Ilmira menarik napas dalam-dalam mendengar penuturan Mbah Putri. Matanya bergerak liar sebelum akhirnya air matanya menetes. Ilmira menangis dalam dekapan neneknya. Ia selalu merindukan ibunya terlebih saat ini, ketika ia membutuh dukungan. Ilmira tak sedetikpun melupakan sosok wanita yang lembut dan sabar. Untai doa pun selalu ia sematkan di setiap sujudnya dengan harapan Tuhan menempatkan ibunya di tempat terbaik.
"Sudah jangan nangis. Ada Uti sama Kung."
"Mira kangen sama Ibuk, Ti," ujarnya dengan sesenggukan.
"Ho'oh. Uti ya kangen. Nanti kalo acara nikahan selesai sebelum ke rumah mertuamu nyekar dulu. Ben tenang nanti ndek sana."
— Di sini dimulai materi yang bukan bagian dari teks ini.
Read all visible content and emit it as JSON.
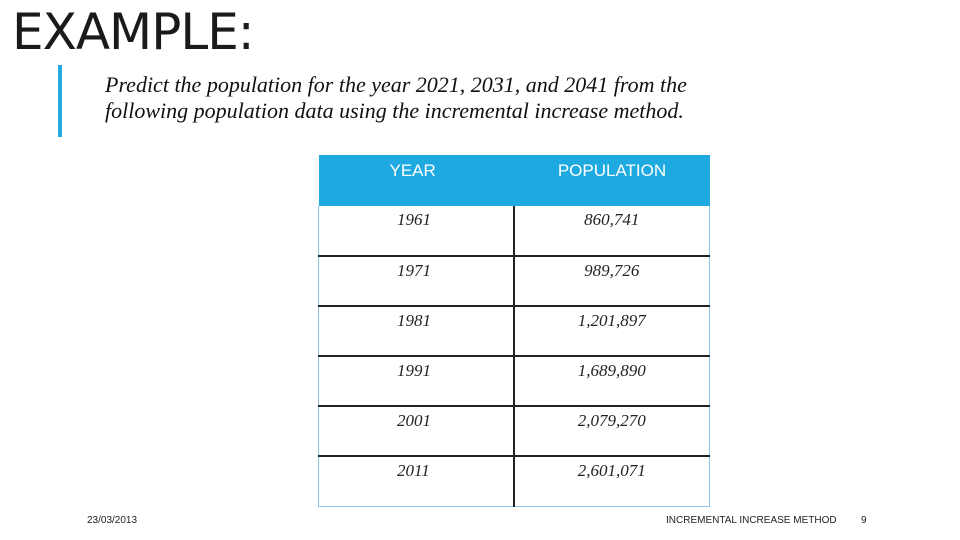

Wanita itu mengangguk. "Nggeh."
Prosesi malam Midodareni berlangsung. Ammar datang beserta keluarga besar untuk mengakrabkan diri sekaligus menyerahkan seserahan. Beberapa pertanyaan ia dapatkan untuk mengetahui kesiapan dirinya dalam mempersunting Ilmira. Setelah mendapat jawaban dari mempelai wanita —Ilmira diam di kamar—Ammar mendapat wejangan dari orang tua Ilmira yang diwakili oleh kakeknya.
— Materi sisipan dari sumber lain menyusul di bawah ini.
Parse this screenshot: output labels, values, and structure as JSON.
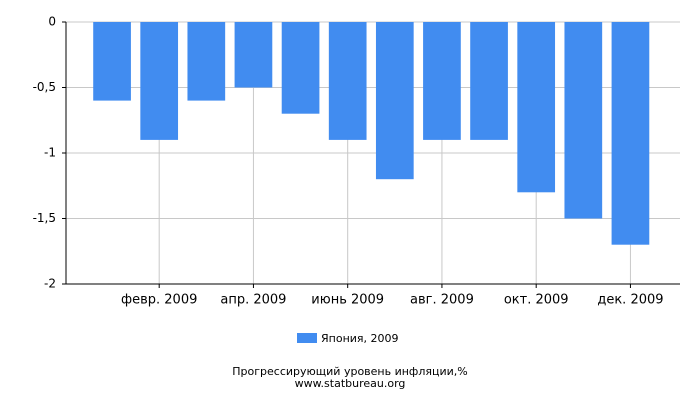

Pukul sebelas malam rombongan Ammar pulang. Meskipun pria itu telah meyakinkan orang-orang bahwa ia siap menerima Ilmira sesungguhnya hati Ammar masih terikat dengan Sova. Menikahi Ilmira hanya untuk menyenangkan ibunya saja. Ia tidak ingin membuat beliau bersedih karena kedua putranya masih sendiri.
Esok pagi pukul delapan tepat Ammar mengucapkan janji di hadapan penghulu, Pak Rusdi, dan yang paling utama Tuhan. Acara terus berlanjut dengan resepsi yang berakhir pukul sepuluh malam. Untuk malam ini dirinya menginap di rumah nenek kakek Ilmira sebelum lusa diiring pulang oleh keluarga besar wanita itu untuk acara ngunduh mantu.
Ammar masuk tepat Ilmira melepas hijabnya. Wanita itu tampak salah tingkah dan segera mengenakan kerudungnya lagi. Ammar melewati Ilmira, mengambil tas ransel berisi baju gantinya. Ia sudah melepas beskap tapi dalamannya belum.
"Saya tunjukkan kamar mandinya, Mas." Ilmira paham bila Ammar ingin mengganti bajunya tapi ia risih karena keberadaannya. Tanpa banyak kata pria itu mengikuti dirinya ke dapur melewati ruang tengah. "Silakan." Ilmira membuka pintu kamar mandi yang harus digeser. Ia menunggui Ammar sampai suaminya keluar. "Saya buatkan kopi sama ambilkan makanan ya? Saya lihat tadi njenengan (kamu) belum makan. Mas bisa ke kamar duluan nanti saya antar kalo kopinya jadi."
"Terima kasih." Ammar kembali ke kamar tidur Ilmira. Ia mengedarkan pandangan ke ruangan yang biasa di tempati Ilmira. Tidak banyak barang di ruangan ini, dipan jati berukuran sedang, lemari, serta meja dan kursi rias. Begitu sederhana dan sedikit berbeda dengan kehidupan keluarganya—walau ia hanya tahu bukan berarti ia tak tahu apa-apa perilaku mereka—tapi tetap saja ia tak suka dengan dasar dari perjodohan ini.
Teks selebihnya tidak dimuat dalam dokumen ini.